Apesar de ameaças, Larissa Bombardi continuará pesquisas contra agrotóxicos mesmo no exílio

Publicado originalmente na Rede Brasil Atual

Larissa Bombardi, Autora do atlas Geografia do Uso de Agrotóxicos no Brasil e Conexões com a União Europeia

A professora Larissa Mies Bombardi, colunista da Rádio Brasil Atual e pesquisadora do Departamento de Geografia da Universidade de São Paulo (USP), publicou uma extensa carta aberta nesta quinta (18). Em tom de desabafo, ela relata ataques ao seu trabalho, sobretudo após a publicação de seu atlas “Geografia do Uso de Agrotóxicos no Brasil e Conexões com a União Europeia”, em 2019. As ameaças, além de outros motivos pessoais, a fizeram decidir deixar o país.

Há anos o trabalho de Larissa Bombardi incomoda entusiastas do agronegócio que não sabem produzir sem veneno – e sem se importar com suas consequências presente e futuras, ao meio ambiente e à saúde humana. A convite da emissora, Larissa compartilhou todos capítulos da série que trouxe em suas colunas e nas quais destrincha sua obra. A RBA organizou tudo num grande “atlas radiofônico” (veja no quadro).

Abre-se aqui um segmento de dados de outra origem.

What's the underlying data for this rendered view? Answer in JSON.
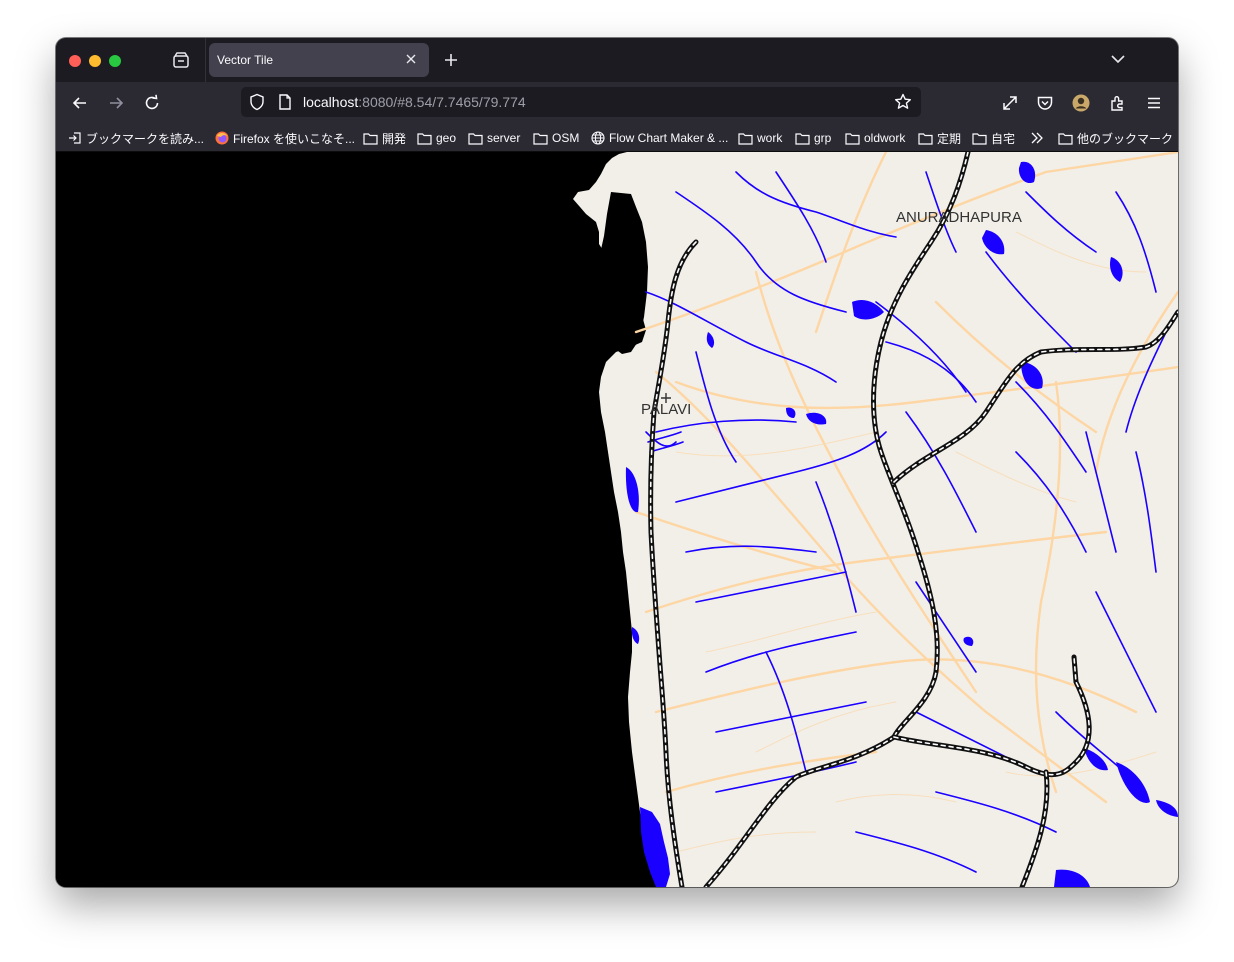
{
  "window": {
    "tab_title": "Vector Tile",
    "url_host": "localhost",
    "url_rest": ":8080/#8.54/7.7465/79.774"
  },
  "toolbar": {
    "icons": [
      "back-icon",
      "forward-icon",
      "reload-icon",
      "shield-icon",
      "page-icon",
      "star-icon",
      "fullscreen-icon",
      "pocket-icon",
      "account-icon",
      "extensions-icon",
      "menu-icon"
    ]
  },
  "bookmarks": [
    {
      "label": "ブックマークを読み...",
      "icon": "import-icon"
    },
    {
      "label": "Firefox を使いこなそ...",
      "icon": "firefox-icon"
    },
    {
      "label": "開発",
      "icon": "folder-icon"
    },
    {
      "label": "geo",
      "icon": "folder-icon"
    },
    {
      "label": "server",
      "icon": "folder-icon"
    },
    {
      "label": "OSM",
      "icon": "folder-icon"
    },
    {
      "label": "Flow Chart Maker & ...",
      "icon": "globe-icon"
    },
    {
      "label": "work",
      "icon": "folder-icon"
    },
    {
      "label": "grp",
      "icon": "folder-icon"
    },
    {
      "label": "oldwork",
      "icon": "folder-icon"
    },
    {
      "label": "定期",
      "icon": "folder-icon"
    },
    {
      "label": "自宅",
      "icon": "folder-icon"
    }
  ],
  "bookmarks_other": "他のブックマーク",
  "map": {
    "labels": {
      "anuradhapura": "ANURADHAPURA",
      "palavi": "PALAVI"
    },
    "colors": {
      "land": "#f2efe9",
      "sea": "#000000",
      "water": "#1a00ff",
      "road": "#fdd6a4",
      "rail": "#111111"
    }
  }
}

Na manhã desta sexta-feira (19), dois especialistas falaram à Rádio Brasil Atual sobre a importância da obra da professora Larissa e a continuidade de seu trabalho científico contra os agrotóxicos mesmo no exílio. Um deles é o também geógrafo Marco Antonio Mitidiero Junior, presidente da Associação Nacional de Pós-Graduação e Pesquisa em Geografia e Coordenador do Fórum Humanidades. Mitidiero é mestre e doutor em Geografia Humana pela USP e professor das universidades federais de Sergipe e da Paraíba. Também participou da conversa com Marilu Cabañas o deputado federal Nilto Tatto (PT-SP), coordenador da Frente Parlamentar de Apoio aos Objetivos do Desenvolvimento Sustentável. Ambos ressaltaram a importância da solidariedade e anunciaram a rede de apoio à professora Larissa.

Agro é pop?

As tentativas de intimidação contra a pesquisadora se intensificaram depois de a maior rede de supermercados orgânicos da Escandinávia passou a boicotar produtos brasileiros contaminados por produtos que a Europa já baniu há muito tempo. “Não é novidade a perseguição a pesquisadores. O que estamos vendo é uma ampliação imensa desse perseguição, da construção do medo, da desqualificação do trabalho científico. E isso nós estamos acompanhando ao vivo, não está mais só nos subterrâneos. Está no dia a dia da população brasileira e mundial”, afirma Metidiero. “A pesquisa da Larissa toca num mercado trilionário, ao ponto de a pesquisadora ter de tentar sair do país. Isso é dramático para um país que tem o maior uso de veneno nas lavouras do mundo.”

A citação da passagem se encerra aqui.